Reading Online Novel

Her 24-Hour Protector(32)



The parrot squawked again, and thunder rumbled low and close outside. Lex could hear the splat of rain coming down heavily out in the street. A gust of moisture-tinged air chased through the store, and a door somewhere banged upstairs.

Lex cleared his throat. “I didn’t come for a reading, ma’am. Tom McCall told me that you once knew Sara Duncan, a croupier who worked at the old Frontline Casino about thirty years ago.”

Her face remained expressionless, but he detected a shift in her body tension. “What you say your name was?”

“Lex Duncan.”

She stared at him for a long while, and as Lex watched, her features seemed to melt, and her hand went to her neck. “My oath,” she whispered, voice hoarse and low. “You’re her boy.”

Lex’s chest constricted, his mouth going dry. “I…wanted to ask you some questions about Sara, about my mother. Sheriff McCall helped work my mother’s homicide case along with the Reno police all those years ago. He mentioned you had been a friend of my mother’s, that you and her used to work together at Frank Epstein’s Frontline Casino.”

She nodded. “Before it was razed to make way for the Desert Lion. Yes. Yes, I worked there at the same time Sara was there.” She drew the curtain back hastily, hooking it up into a silver loop. She pulled out a chair at a small round table that was draped in midnight-blue velvet. “Sit.” She fluttered her hand full of rings at the chair.

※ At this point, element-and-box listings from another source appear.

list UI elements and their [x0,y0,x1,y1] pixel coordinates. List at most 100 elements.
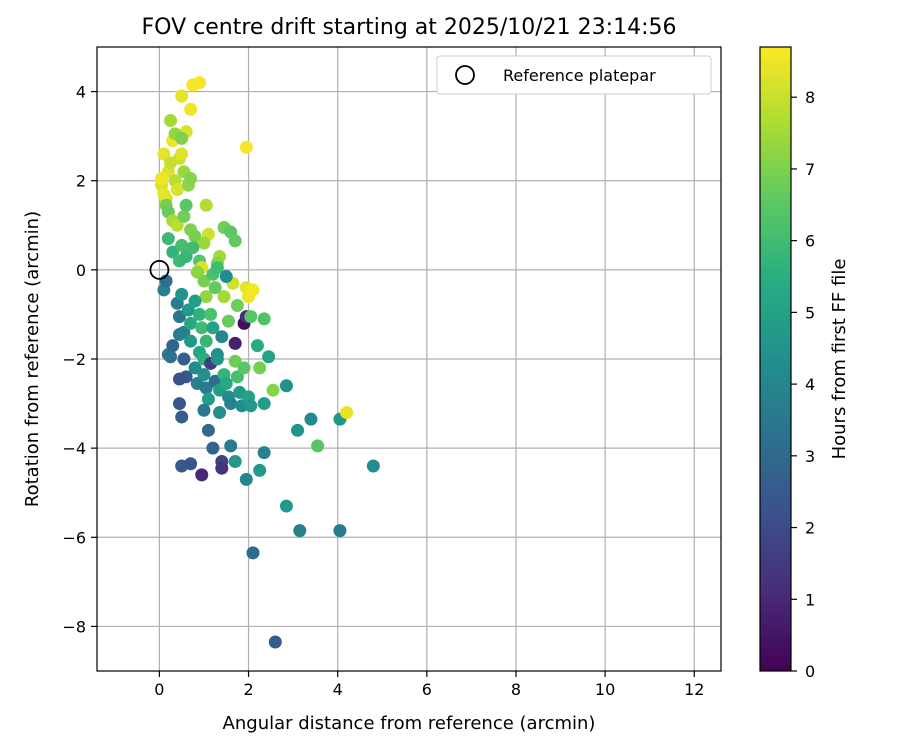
y-tick-label: −8 [62,617,86,636]
y-axis-ticks: −8 −6 −4 −2 0 2 4 [62,83,97,636]
data-point [175,287,189,301]
legend: Reference platepar [436,55,712,95]
data-point [217,290,231,304]
data-point [219,270,233,284]
data-point [257,446,271,460]
data-point [175,410,189,424]
data-point [224,439,238,453]
data-point [230,299,244,313]
colorbar-tick-label: 7 [805,160,815,179]
data-point [199,334,213,348]
data-point [246,546,260,560]
data-point [262,350,276,364]
data-point [170,183,184,197]
x-tick-label: 4 [333,680,343,699]
legend-marker [455,65,475,85]
data-point [166,339,180,353]
x-tick-label: 2 [243,680,253,699]
data-point [201,423,215,437]
data-point [266,383,280,397]
legend-box [436,55,712,95]
data-point [239,140,253,154]
data-point [219,377,233,391]
colorbar-tick-label: 6 [805,232,815,251]
data-point [184,334,198,348]
colorbar-tick-label: 2 [805,519,815,538]
data-point [279,499,293,513]
data-point [175,89,189,103]
data-point [186,241,200,255]
data-point [184,457,198,471]
x-tick-label: 6 [422,680,432,699]
y-tick-label: −2 [62,350,86,369]
data-point [197,403,211,417]
data-point [188,294,202,308]
x-axis-label: Angular distance from reference (arcmin) [223,713,596,734]
data-point [155,171,169,185]
x-tick-label: 10 [595,680,615,699]
data-point [204,307,218,321]
data-point [193,307,207,321]
data-point [184,102,198,116]
data-point [208,281,222,295]
data-point [257,397,271,411]
data-point [179,198,193,212]
colorbar-label: Hours from first FF file [829,259,850,460]
data-point [228,354,242,368]
gridlines [97,47,721,671]
data-point [279,379,293,393]
data-point [164,114,178,128]
data-point [230,370,244,384]
data-point [228,455,242,469]
data-point [206,441,220,455]
data-point [166,245,180,259]
data-point [197,368,211,382]
data-point [199,381,213,395]
data-point [164,350,178,364]
data-point [215,330,229,344]
data-point [172,327,186,341]
data-point [340,405,354,419]
data-point [304,412,318,426]
data-point [244,399,258,413]
y-tick-label: 2 [76,172,86,191]
data-point [257,312,271,326]
data-point [228,336,242,350]
data-point [237,361,251,375]
data-point [197,274,211,288]
x-axis-ticks: 0 2 4 6 8 10 12 [154,671,704,699]
colorbar: 0 1 2 3 4 5 6 7 8 Hours from first FF file [759,46,850,681]
y-tick-label: 4 [76,83,86,102]
data-point [157,187,171,201]
data-point [291,423,305,437]
data-point [197,236,211,250]
data-point [170,218,184,232]
data-point [172,310,186,324]
data-point [188,229,202,243]
data-point [175,238,189,252]
data-point [172,372,186,386]
colorbar-fill [760,47,791,671]
data-point [184,316,198,330]
y-tick-label: −6 [62,528,86,547]
colorbar-frame [759,46,792,672]
data-point [221,314,235,328]
data-point [250,339,264,353]
data-point [179,249,193,263]
data-point [293,524,307,538]
data-point [213,405,227,419]
colorbar-tick-label: 8 [805,88,815,107]
colorbar-tick-label: 4 [805,375,815,394]
data-point [199,198,213,212]
colorbar-ticks: 0 1 2 3 4 5 6 7 8 [791,88,815,681]
data-point [311,439,325,453]
data-point [175,131,189,145]
data-point [333,524,347,538]
data-point [224,397,238,411]
reference-point-marker [149,259,170,280]
data-point [239,472,253,486]
data-point [193,76,207,90]
data-point [195,321,209,335]
colorbar-tick-label: 0 [805,662,815,681]
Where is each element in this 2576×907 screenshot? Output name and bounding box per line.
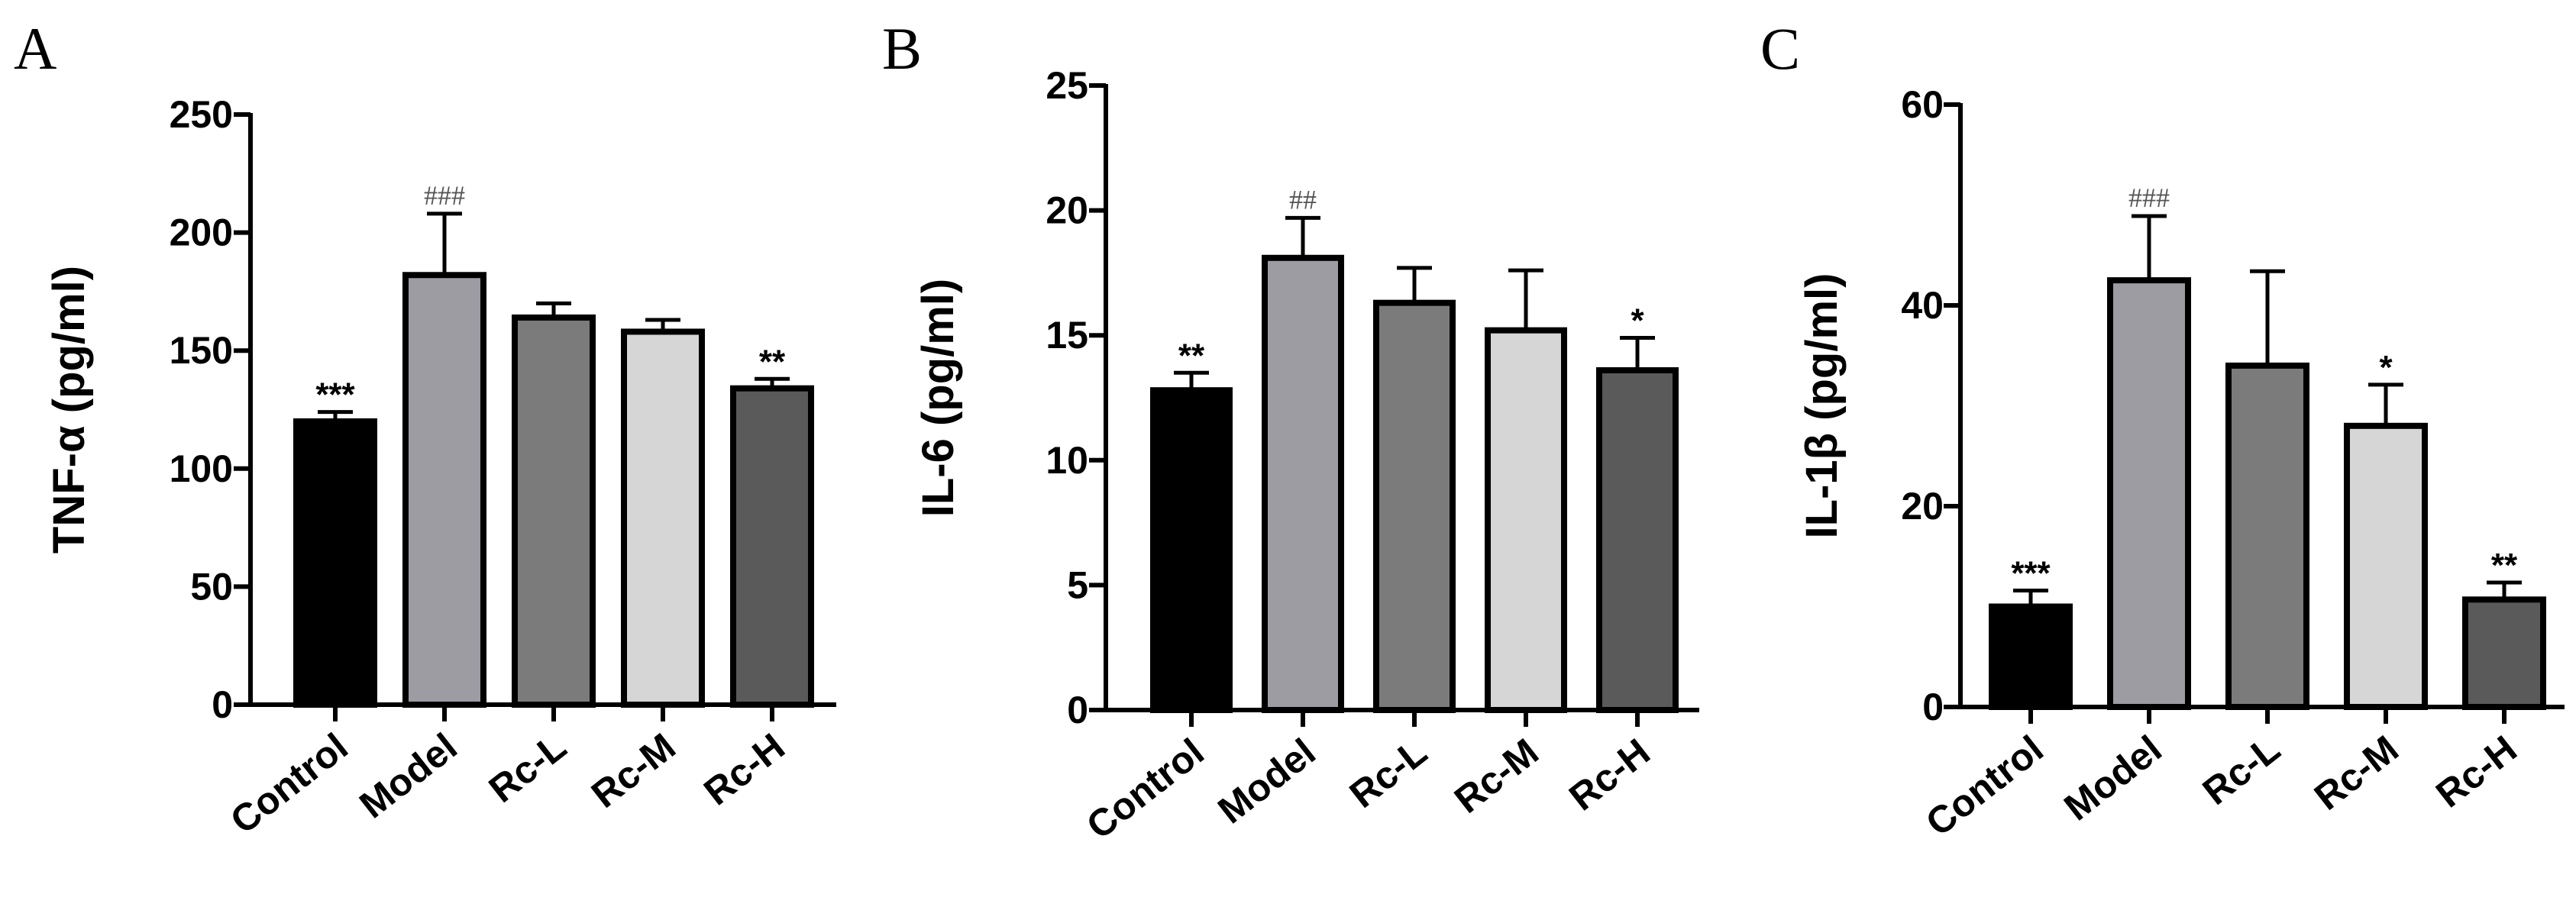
significance-label: *** [2011, 554, 2051, 592]
x-tick-label: Control [1078, 731, 1212, 848]
bar-rc-l [2225, 362, 2309, 710]
bar-rc-h [730, 385, 814, 708]
x-tick-label: Rc-H [2428, 728, 2524, 816]
bar-control [293, 418, 377, 708]
x-tick-label: Model [351, 725, 464, 827]
y-tick-label: 50 [190, 565, 233, 608]
y-tick-label: 5 [1067, 563, 1088, 606]
significance-label: * [1631, 302, 1644, 339]
significance-label: ### [2128, 182, 2170, 213]
bar-model [1262, 254, 1344, 713]
bar-rc-m [1485, 327, 1567, 713]
y-tick-label: 200 [170, 211, 233, 254]
y-tick-label: 15 [1046, 314, 1088, 357]
chart-panel-b: B 0 5 10 15 20 25 IL-6 (pg/ml) Control ** Model ## R… [882, 15, 1699, 847]
y-tick-label: 0 [1067, 689, 1088, 731]
bar-rc-h [1596, 367, 1679, 713]
x-tick-label: Model [1210, 731, 1323, 832]
x-tick-label: Model [2056, 728, 2169, 829]
bar-rc-l [512, 314, 596, 708]
x-tick-label: Control [222, 725, 356, 843]
x-tick-label: Rc-L [2195, 728, 2288, 814]
bar-control [1150, 387, 1233, 713]
y-tick-label: 0 [1922, 686, 1944, 728]
significance-label: * [2379, 349, 2393, 386]
x-tick-label: Rc-L [1342, 731, 1435, 817]
bar-rc-l [1373, 299, 1456, 713]
bar-rc-h [2462, 596, 2546, 710]
y-axis-label: IL-6 (pg/ml) [913, 279, 963, 518]
significance-label: ** [1178, 337, 1205, 374]
x-tick-label: Control [1918, 728, 2051, 845]
y-tick-label: 25 [1046, 64, 1088, 107]
panel-letter: C [1760, 15, 1800, 82]
x-tick-label: Rc-H [1561, 731, 1657, 819]
bar-model [402, 272, 486, 708]
x-tick-label: Rc-H [696, 725, 792, 814]
y-tick-label: 20 [1046, 189, 1088, 232]
x-tick-label: Rc-L [481, 725, 574, 812]
y-tick-label: 60 [1901, 83, 1944, 126]
bar-rc-m [621, 328, 705, 708]
y-tick-label: 100 [170, 447, 233, 490]
significance-label: *** [315, 376, 355, 414]
x-tick-label: Rc-M [1446, 731, 1547, 821]
y-tick-label: 20 [1901, 485, 1944, 528]
y-tick-label: 250 [170, 93, 233, 136]
panel-letter: A [14, 15, 57, 82]
y-tick-label: 0 [212, 683, 233, 726]
x-tick-label: Rc-M [583, 725, 684, 816]
y-axis-label: IL-1β (pg/ml) [1797, 273, 1847, 539]
y-tick-label: 40 [1901, 284, 1944, 327]
bar-model [2107, 277, 2191, 710]
significance-label: ** [759, 343, 786, 380]
x-tick-label: Rc-M [2306, 728, 2406, 818]
y-tick-label: 150 [170, 329, 233, 372]
bar-rc-m [2344, 422, 2428, 710]
chart-panel-a: A 0 50 100 150 200 250 TNF-α (pg/ml) Control *** M… [14, 15, 836, 842]
bar-control [1989, 603, 2073, 710]
y-axis-label: TNF-α (pg/ml) [44, 266, 94, 554]
significance-label: ** [2491, 547, 2518, 584]
significance-label: ### [424, 180, 465, 211]
panel-letter: B [882, 15, 922, 82]
y-tick-label: 10 [1046, 439, 1088, 482]
significance-label: ## [1289, 184, 1317, 215]
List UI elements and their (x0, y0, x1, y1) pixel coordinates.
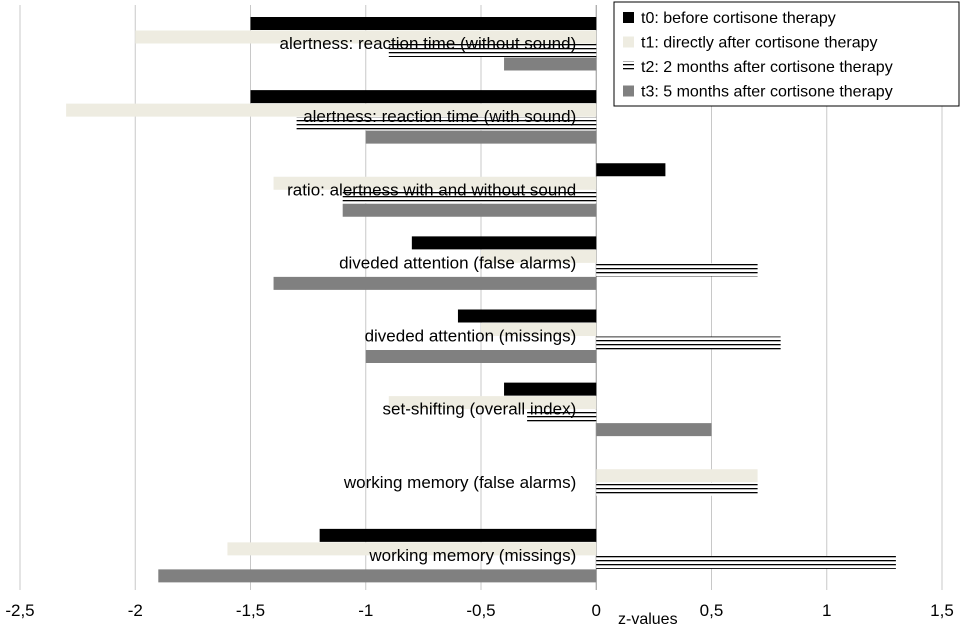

He held up his palms. “I didn’t come for a reading—”

“No, no…you must sit.”

Lex edged awkwardly onto the tiny chair at the little round séance table. The old woman seated herself opposite him, reached over the table, clasped both his hands in hers, her skin papery, dry, her fingers bony. “I can’t believe it,” she whispered. “Sara Duncan’s boy.” Moisture filled her eyes as she considered him intently. “You have her features, you know? And the color of your eyes, it’s the same green as hers. Sara, she turned the head of many a man…you’ve come looking for your father.”

Lex shook the chill she gave him. It would be obvious that he’d be looking. “Yes,” he said.

Always, he was looking.

She narrowed her eyes. “But mostly you want the man who killed your mother.”

He said nothing.

She sighed heavily. “Son, you’re seeking a past in a city that holds no memory. Not only that but there are still people in this town who will go to great lengths to ensure that the past stays where it belongs—buried.” She leaned forward, bony fingers tightening around his. “You go trying to mess with that, and you’re looking to be messing with some real bad ghosts.”

“I’m looking for truth. Not ghosts.”

She shook her head. “Honey, what you’re looking for is trouble.”

Lex heard the storefront bells tinkle suddenly, as if someone had entered the store. He couldn’t see the door from where he was sitting—he was tucked behind the curtain. Besides, he couldn’t tear his eyes away from the woman’s strange, lined face. Probably just another gust from the storm, he told himself. The bells blew again in the wind. Thunder clapped right overhead. Candles shimmered, sputtered in wax. His pulse quickened. “What are you trying to tell me?” he said quietly.

She closed her eyes, began to rock backward and forward, her voice taking on a strange and dissonant monotone. “A past…buried in the Mojave sands. Sands of time…a grave…”

“What exactly are you saying?”

She rocked some more. Then her eyes suddenly flared open. “Bodies!” she hissed.

Tension wedged into Lex’s throat. “Look, I didn’t want any reading. I just wanted to ask you some questions about my mother.”

Her eyes refocused on him. “People used to bury bodies out there, in the desert, you know? Before the feds ran them out of town.”

People? Feds? Was she alluding to the fact he was a federal agent, or was she referring to Las Vegas’s dark mob past? Lex thought of the fat envelope of cash that used to arrive for his mother, delivered by a guy in a shiny blue Cadillac convertible. “Are you trying to say my mother might have been involved with organized crime?”

“Everyone—” she whispered “—was touched by those tendrils of evil. Everyone.”

Lex grew agitated. He didn’t believe in this woo woo crap, yet this woman was managing to rattle his cage nevertheless. He tried to get back on track. “Did Frank Epstein ever mess with my mother, while she was working there?”

She shook her head. “Don’t even go thinking about it. Epstein is not your father. He used to bed a different woman every night, but once he met his Mercedes, then a showgirl from the Flamingo Club, his whole world changed. From the moment he laid eyes on Mercedes he never, ever touched another dame. And he never touched your mother.”